The Deutz AG Corporation, located in the Porz suburb of Cologne, Germany, stands for pioneering spirit, passion and innovative power – and also for the courage to pursue continuous develop­ment. “We permanently subject our work routines to close scrutiny and consider whether and how we could do things better,” emphasizes Ralf Laakmann, production systems manager at Deutz. This engine manufacturer’s goal is lean production with no waste. “To implant these thoughts firmly in our employees’ minds, we need both training courses and fast, feasible implementation capability,” continues Laakmann. With this in mind, Deutz not only arranges regular workshops but also relies on a kaizen workshop right in the middle of the production hall. That space is named after the Japanese production philosophy centered on continuous improvement.

No room for waste

Anyone wanting to know why this workshop with its melodious name is so important to the Deutz company, located in Cologne’s borough of Porz, need only take a look at the production environment there. At this location the company manufactures engines in one of the world’s most modern factories. Their customers install Deutz drive units in mobile work machines, agricultural equipment or ships. Individual customer requirements are varied and demanding. Production rates are high; a new engine leaves the factory every 90 seconds. The manufacturing section must be quick to react to new situations if it is to maintain output at such a high level.
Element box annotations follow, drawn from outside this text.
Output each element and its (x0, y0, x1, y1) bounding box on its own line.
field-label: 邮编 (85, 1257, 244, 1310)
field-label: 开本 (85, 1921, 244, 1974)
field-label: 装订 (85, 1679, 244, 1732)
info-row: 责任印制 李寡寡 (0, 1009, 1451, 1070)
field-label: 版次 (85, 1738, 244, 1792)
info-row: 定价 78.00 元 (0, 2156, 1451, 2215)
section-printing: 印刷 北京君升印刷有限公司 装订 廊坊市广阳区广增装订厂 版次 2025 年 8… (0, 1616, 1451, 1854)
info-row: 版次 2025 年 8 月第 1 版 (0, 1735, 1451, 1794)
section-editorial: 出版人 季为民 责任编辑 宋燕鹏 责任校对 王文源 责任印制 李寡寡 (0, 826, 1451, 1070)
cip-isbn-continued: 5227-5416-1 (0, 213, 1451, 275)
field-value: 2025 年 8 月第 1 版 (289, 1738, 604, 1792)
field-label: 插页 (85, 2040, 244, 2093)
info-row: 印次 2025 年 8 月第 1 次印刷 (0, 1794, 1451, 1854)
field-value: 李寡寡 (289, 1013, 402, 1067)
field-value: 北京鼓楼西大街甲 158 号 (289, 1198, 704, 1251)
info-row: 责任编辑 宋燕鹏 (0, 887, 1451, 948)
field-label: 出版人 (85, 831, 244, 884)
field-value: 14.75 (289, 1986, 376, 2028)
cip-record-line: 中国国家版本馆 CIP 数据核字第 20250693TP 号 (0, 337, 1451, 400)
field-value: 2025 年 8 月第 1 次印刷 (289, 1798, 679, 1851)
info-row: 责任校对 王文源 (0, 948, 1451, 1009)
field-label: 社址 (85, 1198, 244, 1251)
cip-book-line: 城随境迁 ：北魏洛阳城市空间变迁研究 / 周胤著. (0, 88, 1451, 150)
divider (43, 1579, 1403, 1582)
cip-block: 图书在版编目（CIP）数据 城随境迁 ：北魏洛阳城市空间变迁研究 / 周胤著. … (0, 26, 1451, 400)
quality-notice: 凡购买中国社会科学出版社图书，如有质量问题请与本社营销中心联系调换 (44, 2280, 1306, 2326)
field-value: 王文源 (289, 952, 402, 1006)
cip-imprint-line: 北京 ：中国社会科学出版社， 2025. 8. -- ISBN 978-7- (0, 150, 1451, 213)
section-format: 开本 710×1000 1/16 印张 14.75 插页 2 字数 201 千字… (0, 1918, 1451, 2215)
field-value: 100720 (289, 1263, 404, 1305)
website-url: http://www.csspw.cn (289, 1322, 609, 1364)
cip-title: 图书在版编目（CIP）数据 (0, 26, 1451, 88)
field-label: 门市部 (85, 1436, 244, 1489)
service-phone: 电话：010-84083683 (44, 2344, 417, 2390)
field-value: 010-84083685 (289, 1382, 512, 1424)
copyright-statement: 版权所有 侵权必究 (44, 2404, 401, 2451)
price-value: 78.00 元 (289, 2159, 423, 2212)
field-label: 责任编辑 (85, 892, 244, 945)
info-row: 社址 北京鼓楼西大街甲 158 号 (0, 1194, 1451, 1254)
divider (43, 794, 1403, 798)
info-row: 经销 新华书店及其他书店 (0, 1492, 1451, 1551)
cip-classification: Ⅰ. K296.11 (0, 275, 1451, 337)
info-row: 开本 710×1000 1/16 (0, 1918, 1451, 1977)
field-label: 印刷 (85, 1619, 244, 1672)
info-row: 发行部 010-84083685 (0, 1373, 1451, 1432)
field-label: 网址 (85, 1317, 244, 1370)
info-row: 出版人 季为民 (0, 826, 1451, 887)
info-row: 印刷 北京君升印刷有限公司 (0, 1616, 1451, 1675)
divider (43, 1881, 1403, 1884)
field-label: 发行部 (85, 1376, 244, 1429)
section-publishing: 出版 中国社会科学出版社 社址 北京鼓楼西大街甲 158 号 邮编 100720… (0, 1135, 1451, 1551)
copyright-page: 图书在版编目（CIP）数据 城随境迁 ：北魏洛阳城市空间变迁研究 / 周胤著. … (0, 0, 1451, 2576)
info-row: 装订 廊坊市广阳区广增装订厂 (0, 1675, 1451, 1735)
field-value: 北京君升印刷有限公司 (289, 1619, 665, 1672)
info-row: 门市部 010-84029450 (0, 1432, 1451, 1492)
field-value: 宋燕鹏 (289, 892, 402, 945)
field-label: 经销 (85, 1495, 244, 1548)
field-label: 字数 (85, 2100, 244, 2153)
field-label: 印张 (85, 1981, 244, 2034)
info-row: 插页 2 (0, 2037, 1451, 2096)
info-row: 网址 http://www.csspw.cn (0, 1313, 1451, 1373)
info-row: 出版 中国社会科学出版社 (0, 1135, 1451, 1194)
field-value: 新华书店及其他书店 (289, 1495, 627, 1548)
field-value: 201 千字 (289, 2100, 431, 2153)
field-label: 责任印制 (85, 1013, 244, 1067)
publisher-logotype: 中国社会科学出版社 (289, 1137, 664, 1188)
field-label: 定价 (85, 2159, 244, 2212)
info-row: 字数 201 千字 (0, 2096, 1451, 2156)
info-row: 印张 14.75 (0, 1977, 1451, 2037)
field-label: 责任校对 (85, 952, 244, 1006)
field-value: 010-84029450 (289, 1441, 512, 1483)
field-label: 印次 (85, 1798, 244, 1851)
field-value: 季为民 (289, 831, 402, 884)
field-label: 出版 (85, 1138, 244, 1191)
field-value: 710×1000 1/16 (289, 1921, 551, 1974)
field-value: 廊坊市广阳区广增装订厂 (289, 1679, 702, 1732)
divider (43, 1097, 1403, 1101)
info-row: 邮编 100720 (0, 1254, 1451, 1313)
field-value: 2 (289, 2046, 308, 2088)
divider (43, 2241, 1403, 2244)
This is why staff members always have access to the kaizen workshop situated at the center of the engine production facility. This facilitates assembling new operating equipment adapted to existing working processes. Workers can now test their optimization ideas to see if they are ready for factory use. This is done on the trial assembly line set apart for this particular purpose. Regular production need not be interrupted.

New operating equipment every day

Extensive stores of components from the EcoShape tubular framing system serve as the basis for the workshop. Rexroth’s sales partner, PTS Automation, supplied the components and also assisted Deutz in setting up the first items of equipment. The people at Deutz were delighted at how easy and quick it is to implement the “continuous improvement process” in daily work routines by using EcoShape. Hardly a day passes without new operating equipment emerging. “The number of possible combinations leaves nothing to be desired and is one of the reasons why this system sets itself apart from others,” says a happy Laakmann.
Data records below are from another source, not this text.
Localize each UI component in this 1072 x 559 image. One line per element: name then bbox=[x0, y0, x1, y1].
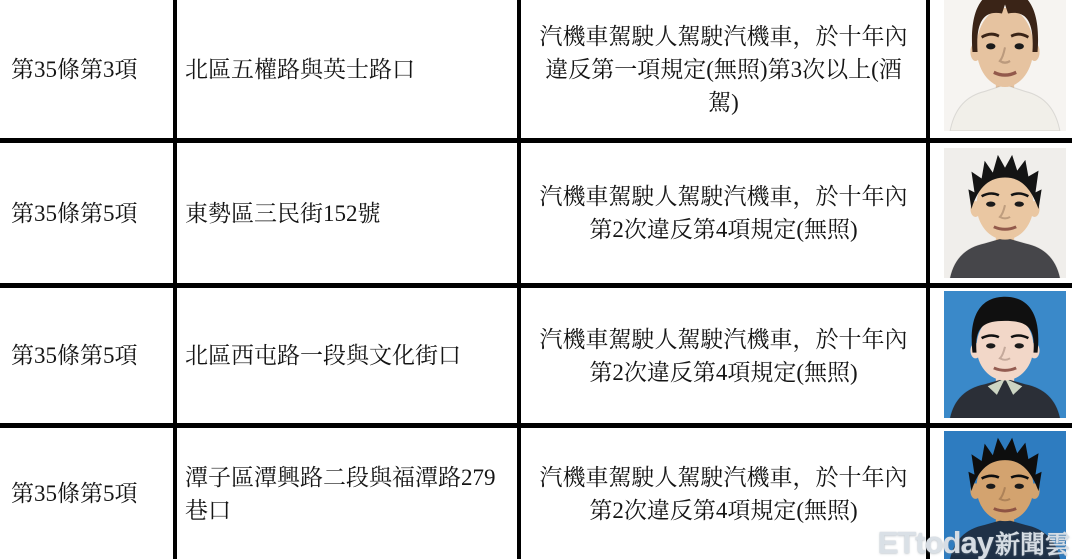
location-cell: 潭子區潭興路二段與福潭路279 巷口 bbox=[173, 428, 517, 559]
location-cell: 東勢區三民街152號 bbox=[173, 143, 517, 283]
article-text: 第35條第5項 bbox=[11, 197, 138, 230]
article-text: 第35條第5項 bbox=[11, 477, 138, 510]
article-text: 第35條第3項 bbox=[11, 53, 138, 86]
location-text: 潭子區潭興路二段與福潭路279 巷口 bbox=[185, 461, 496, 527]
violation-text: 汽機車駕駛人駕駛汽機車，於十年內 第2次違反第4項規定(無照) bbox=[540, 180, 908, 246]
photo-cell bbox=[926, 0, 1072, 138]
article-cell: 第35條第5項 bbox=[0, 428, 173, 559]
table-row: 第35條第5項 東勢區三民街152號 汽機車駕駛人駕駛汽機車，於十年內 第2次違… bbox=[0, 138, 1072, 283]
violation-text: 汽機車駕駛人駕駛汽機車，於十年內 第2次違反第4項規定(無照) bbox=[540, 323, 908, 389]
traffic-violation-table: 第35條第3項 北區五權路與英士路口 汽機車駕駛人駕駛汽機車，於十年內 違反第一… bbox=[0, 0, 1072, 559]
location-text: 北區五權路與英士路口 bbox=[185, 53, 415, 86]
article-cell: 第35條第3項 bbox=[0, 0, 173, 138]
watermark-suffix-text: 新聞雲 bbox=[995, 533, 1070, 558]
portrait-photo bbox=[944, 0, 1066, 131]
location-text: 東勢區三民街152號 bbox=[185, 197, 381, 230]
watermark-brand-text: ETtoday bbox=[878, 527, 993, 558]
table-row: 第35條第5項 北區西屯路一段與文化街口 汽機車駕駛人駕駛汽機車，於十年內 第2… bbox=[0, 283, 1072, 423]
violation-text: 汽機車駕駛人駕駛汽機車，於十年內 違反第一項規定(無照)第3次以上(酒 駕) bbox=[540, 20, 908, 119]
article-cell: 第35條第5項 bbox=[0, 143, 173, 283]
photo-cell bbox=[926, 143, 1072, 283]
location-cell: 北區西屯路一段與文化街口 bbox=[173, 288, 517, 423]
photo-cell bbox=[926, 288, 1072, 423]
article-text: 第35條第5項 bbox=[11, 339, 138, 372]
violation-text: 汽機車駕駛人駕駛汽機車，於十年內 第2次違反第4項規定(無照) bbox=[540, 461, 908, 527]
violation-cell: 汽機車駕駛人駕駛汽機車，於十年內 第2次違反第4項規定(無照) bbox=[517, 143, 926, 283]
location-text: 北區西屯路一段與文化街口 bbox=[185, 339, 461, 372]
ettoday-watermark: ETtoday新聞雲 bbox=[878, 527, 1070, 558]
portrait-photo bbox=[944, 148, 1066, 278]
violation-cell: 汽機車駕駛人駕駛汽機車，於十年內 第2次違反第4項規定(無照) bbox=[517, 288, 926, 423]
portrait-photo bbox=[944, 291, 1066, 418]
location-cell: 北區五權路與英士路口 bbox=[173, 0, 517, 138]
table-row: 第35條第3項 北區五權路與英士路口 汽機車駕駛人駕駛汽機車，於十年內 違反第一… bbox=[0, 0, 1072, 138]
violation-cell: 汽機車駕駛人駕駛汽機車，於十年內 違反第一項規定(無照)第3次以上(酒 駕) bbox=[517, 0, 926, 138]
article-cell: 第35條第5項 bbox=[0, 288, 173, 423]
violation-cell: 汽機車駕駛人駕駛汽機車，於十年內 第2次違反第4項規定(無照) bbox=[517, 428, 926, 559]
The 19 different individual components can be assembled error-free with a joining technique which follows the poka-yoke principle – a fault-prevention principle that was also imported from the Far East. Depending on the application involved, the assembly line workers can also draw upon two completely compatible Rexroth lines: “Manual Production Systems” and “Basic Mechanical Elements”. The finished units are made of robust aluminum and are ready for immediate daily deployment.

Geared up for the future

The number of possible applications is equally diverse: their workers, for example, constructed a support rack on which engines are moved to the workshop, ready to test mounting equipment there. This innovation means that transportation no longer requires undue physical effort. It is exactly this kind of exertion-reducing equipment that makes the EcoShape system worthwhile, not only now but in the future as well. “The average age of our staff is constantly rising due to demographic development. That means we must modify all the manual work in our production operations to accommodate this,” says Laakmann. This involves, for instance, keeping walking distances as short as possible and mounting boxes of parts at the ideal height for easy accessibility.

The company’s workers are already deeply involved in this development and are implementing such mea­sures as kanban shelves for example. This concentrates all the parts needed for a specific work process within easy reach. Both the kanban shelves and the engine transportation frame are just two examples of how Rexroth’s tubular framing system increases the workers’ motivation to participate actively in change processes.